Andiamo a vedere comunque queste tre neopromosse cosa potranno apportare al massimo campionato spagnolo.
Racing Santander, il giusto premio
Semifinale playoff lo scorso anno, dominio pressoché completo in questa stagione: il Racing Santander ha strameritato la promozione nella Liga, arrivata peraltro dopo 14 anni di purgatorio non solo in Segunda Division, ma anche nella terza serie. Finalmente si tornerà a giocare allo stadio Sardinero, impianto mitico per la sua collocazione in faccia all'oceano, di fatto.

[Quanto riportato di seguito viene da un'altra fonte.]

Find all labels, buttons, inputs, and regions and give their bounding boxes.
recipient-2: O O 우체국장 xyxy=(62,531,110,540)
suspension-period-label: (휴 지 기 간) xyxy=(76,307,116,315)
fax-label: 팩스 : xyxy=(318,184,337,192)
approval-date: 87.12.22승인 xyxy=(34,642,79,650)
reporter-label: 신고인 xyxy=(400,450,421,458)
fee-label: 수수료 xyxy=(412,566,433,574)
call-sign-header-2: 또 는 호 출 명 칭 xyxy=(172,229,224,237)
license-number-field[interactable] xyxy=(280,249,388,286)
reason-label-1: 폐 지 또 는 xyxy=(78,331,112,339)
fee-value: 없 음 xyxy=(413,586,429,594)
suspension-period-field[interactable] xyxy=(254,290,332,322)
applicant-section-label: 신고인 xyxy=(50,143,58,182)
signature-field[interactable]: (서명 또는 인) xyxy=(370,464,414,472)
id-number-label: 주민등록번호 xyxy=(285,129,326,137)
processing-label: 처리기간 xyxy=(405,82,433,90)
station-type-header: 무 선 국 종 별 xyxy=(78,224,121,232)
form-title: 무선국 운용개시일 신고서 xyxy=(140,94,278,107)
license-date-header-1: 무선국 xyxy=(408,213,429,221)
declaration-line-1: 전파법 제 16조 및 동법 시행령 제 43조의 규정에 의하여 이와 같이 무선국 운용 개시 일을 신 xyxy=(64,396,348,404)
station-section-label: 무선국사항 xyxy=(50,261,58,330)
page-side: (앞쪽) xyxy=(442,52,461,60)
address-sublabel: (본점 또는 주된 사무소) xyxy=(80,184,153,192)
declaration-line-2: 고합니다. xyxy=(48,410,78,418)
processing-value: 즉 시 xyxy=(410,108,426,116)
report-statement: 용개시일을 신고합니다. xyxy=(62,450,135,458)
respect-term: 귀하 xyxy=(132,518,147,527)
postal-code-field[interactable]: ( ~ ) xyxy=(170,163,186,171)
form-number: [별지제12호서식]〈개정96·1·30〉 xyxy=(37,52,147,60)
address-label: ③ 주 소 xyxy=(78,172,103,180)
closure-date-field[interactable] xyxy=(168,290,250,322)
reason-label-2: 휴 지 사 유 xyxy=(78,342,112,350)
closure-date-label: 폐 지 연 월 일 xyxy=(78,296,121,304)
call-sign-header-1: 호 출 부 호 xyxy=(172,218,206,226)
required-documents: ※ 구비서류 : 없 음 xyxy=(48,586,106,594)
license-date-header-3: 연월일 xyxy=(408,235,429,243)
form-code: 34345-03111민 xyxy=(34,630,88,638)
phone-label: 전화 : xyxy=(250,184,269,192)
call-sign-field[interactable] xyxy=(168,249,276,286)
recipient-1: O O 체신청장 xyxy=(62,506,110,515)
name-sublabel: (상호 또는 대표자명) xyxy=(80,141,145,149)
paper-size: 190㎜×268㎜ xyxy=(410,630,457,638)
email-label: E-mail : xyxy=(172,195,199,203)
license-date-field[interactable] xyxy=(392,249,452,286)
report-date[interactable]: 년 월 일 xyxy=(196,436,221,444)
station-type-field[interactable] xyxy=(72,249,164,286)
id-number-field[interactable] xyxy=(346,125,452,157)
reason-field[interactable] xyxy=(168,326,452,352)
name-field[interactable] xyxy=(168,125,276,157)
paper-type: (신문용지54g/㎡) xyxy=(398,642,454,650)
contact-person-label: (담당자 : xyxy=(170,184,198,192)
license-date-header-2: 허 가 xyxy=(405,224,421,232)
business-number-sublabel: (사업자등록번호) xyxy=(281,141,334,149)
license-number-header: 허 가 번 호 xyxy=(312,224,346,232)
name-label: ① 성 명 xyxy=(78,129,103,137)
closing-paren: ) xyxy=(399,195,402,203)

Anche in questa stagione il Racing Santander è stato un attacco estremamente prolifico, nettamente il migliore della categoria con 90 reti segnate in 42 partite e due calciatori in doppia cifra: Ander Martin a quota 23, Asier Villalibre con 16. Strepitosa però la stagione di Inigo Vicente, con 9 gol e ben 21 assist. Tutti e tre questi protagonisti sono destinati a rimanere nella Liga.
Pezzo pregiato del mercato dovrebbe essere il giovanissimo terzino sinistro Jorge Salinas, prodotto del vivaio. Ma è facile che resti anche lui, che comunque ha un contratto fino al 2029 ed è uno dei pupilli del tecnico José Alberto.
- Obiettivo nella prossima Liga: salvezza
- Stella della squadra: Inigo Vicente
Deportivo La Coruña, graditissimo ritorno
Rimaniamo sempre al nord della Spagna, spostandoci decisamente più a ovest, per riaccogliere nella Liga un'altra nobile decaduta tornata agli antichi fasti. Il purgatorio del Deportivo è stato meno lungo di quello del Racing, otto anni appena, ma non per questo meno doloroso.
Promossi direttamente grazie al secondo posto in regular season, i gallegos, che hanno un amministratore delegato italiano: Massimo Adalberto Benassi. E anche in rosa presenza nostrana discreta, con Giacomo Quagliata, terzino sinistro.
Stella della squadra senza dubbio Yeremay Hernandez, esterno offensivo tutto pepe già in predicato di raggiungere qualche big, ma che per ora rimarrà a La Coruña. Il suo valore di mercato comunque si aggira intorno ai 40 milioni ed è reduce da un campionato in "doppia doppia", 11 gol e 10 assist, dopo che in quella precedente era andato a bersaglio 15 volte.
Il Deportivo è una squadra più attenta alla difesa (la quarta migliore della Segunda Division) e con una distribuzione di gol più omogenea, l'olandese Eddahchouri miglior marcatore con 12 gol nella passata stagione.
Traguardo comunque da applausi in questo 2026 che coincide con i 120 anni della nascita del club.
- Obiettivo nella prossima Liga: salvezza comoda e magari parte sinistra della classiica
- Stella della squadra: Yeremay
Malaga, dalla zona-retrocessione alla promozione
La terza promossa dalla Segunda Division alla Liga pure è una vecchia conoscenza, che torna nella massima categoria dopo otto anni di assenza, e solamente tre stagioni dopo il crollo in Primera Federacion, la terza serie.
Lontani i tempi in cui gli andalusi lottavano per andare in Champions League, problemi societari ormai alle spalle, si può tornare a respirare, tra i grandi.
Il Malaga ha ribaltato il fattore-campo nella finale playoff contro l'Almeria e si aggiunge dunque a Racing Santander e Deportivo. Ben pochi avrebbero puntato qualcosa sugli andalusi dopo che alla quattordicesima giornata si trovavano in zona-retrocessione, con allenatore silurato (fuori Pellicer, dentro Funes) e ambiente in fermento.
Invece vittoria dopo vittoria è arrivato prima il quarto posto in regular season, il doppio confronto vincente contro il Las Palmas nelle semifinali playoff e poi il colpaccio in casa dei "vicini" dell'Almeria. Uomo-copertina l'attaccante Chupete, prodotto del vivaio, autore di ben 25 gol in stagione.